Wednesday, November 08, 2006

The Election Is Over, But We Still Have the War

"Thunder may be impressive, but it’s the lightning that gets the job done."
-- Mark Twain
Once upon a time, a mid-term election was an opportunity for the minority party to take control of Congress and leverage its newfound clout into forcing a president to change direction. Think 1994 and the Contract on . . . er, the Contract With America.

The Democrats got themselves some clout yesterday in a most impressive showing, seizing the House and coming within a hair's breath of taking the Senate. (I will go out on a limb and predict that the Dems will take both of the closely contested seats in Virginia and Montana after the counting and recounting is over. Update: Tester has defeated Conrad in Montana.)

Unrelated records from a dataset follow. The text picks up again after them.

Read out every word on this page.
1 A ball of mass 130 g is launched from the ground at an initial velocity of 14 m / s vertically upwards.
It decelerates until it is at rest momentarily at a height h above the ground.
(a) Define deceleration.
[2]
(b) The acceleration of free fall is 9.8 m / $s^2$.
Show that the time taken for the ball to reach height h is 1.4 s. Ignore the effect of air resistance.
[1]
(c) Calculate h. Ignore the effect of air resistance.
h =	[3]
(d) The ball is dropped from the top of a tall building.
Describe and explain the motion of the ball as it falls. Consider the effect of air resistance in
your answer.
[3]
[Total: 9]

So the system more or less worked, and that Great American Center prevailed has it has repeatedly down through the years when the political fulcrum has swung too far to the left or right.

But I do not see any leveraging of consequence when the 110th Congress convenes in January.
Faggedabout sea change. Think log jam.
It does not help that the Democratic leadership, from House majority leader-in-waiting Nancy Pelosi on down, did not inspire confidence during the campaign now thankfully concluded. Methinks they set the bar too low in challenging Republican candidates on issues of consequence ranging from the Iraq war to homeland security to the taxes and the economy and heath care.

Leverage or not, as has so often been the case in these Dali-esque times, history does not necessarily apply, and 1994 might as well have been 1894.
That is because when the sun came up in America today (actually, there was a hard rain at Kiko's House) we still had a president who is extraordinarily stubborn, partisan, insular and arrogant.

And beyond axing his defense secretary, he is unlikely to heed the clarion call for change that voters sent him -- if for no other reason that it would alienate his methamphetamine snorting, sodomizing fundamentalist Christian base.
If The Decider was half the leader he should be -- and anywhere near the leader that Bill Clinton was when faced by a Republican majority after the 1994 mid-terms -- the Democratic inroads would be an opportunity for him to reach across the great divide and actually try to accomplish something of lasting value in the last two years of his wretched reign.

I myself am setting my sights lower.

All I am hoping for is that the election will be remembered as the beginning of the end America's long national nightmare.

Oh, and by the way, fuck you Karl Rove.
(Image: "Geopoliticus Child," 1943 by Salvador Dali)

4 comments:

cognitorex said...

Yippi yay Bush at least has some reins around his neck.
I like your voting went smoothly in Nicaragua.
Four years ago I became bestest friends with a young Polish summer visitor to here, Cape Cod.
She calls me weekly tho I"m not sure why because Im getting to be an old geezerbut: but she said that the Polish elections were a mess because they had a big corruption issue. Then she said ,"but I don't now feel so bad because of all your country's been doing."
Torture, corruption, secret prisons, hey, it's a new day in America.
cheers Shaun.. cognitorex / Craig

Shaun Mullen said...

Editor's Note:

The cats made me move the bottom half of this original post, including Coggie's reference to Nicaragua, to a separate post entitled "It's Uncredible" because this post had become bottom heavy. (Think Dennnis Hastert.)

Sorry if there is any confusion.

Real History Lisa said...

Interesting how we both used Dali's "Geopoliticus Child Watching the Birth of the New Man" as a metaphor for our times.

Love the Zappa quote too - all too true. You should see "Wicked" - the Broadway musical that presents not only the backstory to the Wizard of Oz, but an insidious argument about much of what is going on around us today. Brilliant piece of art.

Shaun Mullen said...

Uncanny about the Dali, eh? Somehow a photo of La Pelosi with her arms raised in triumph seemed inadequate.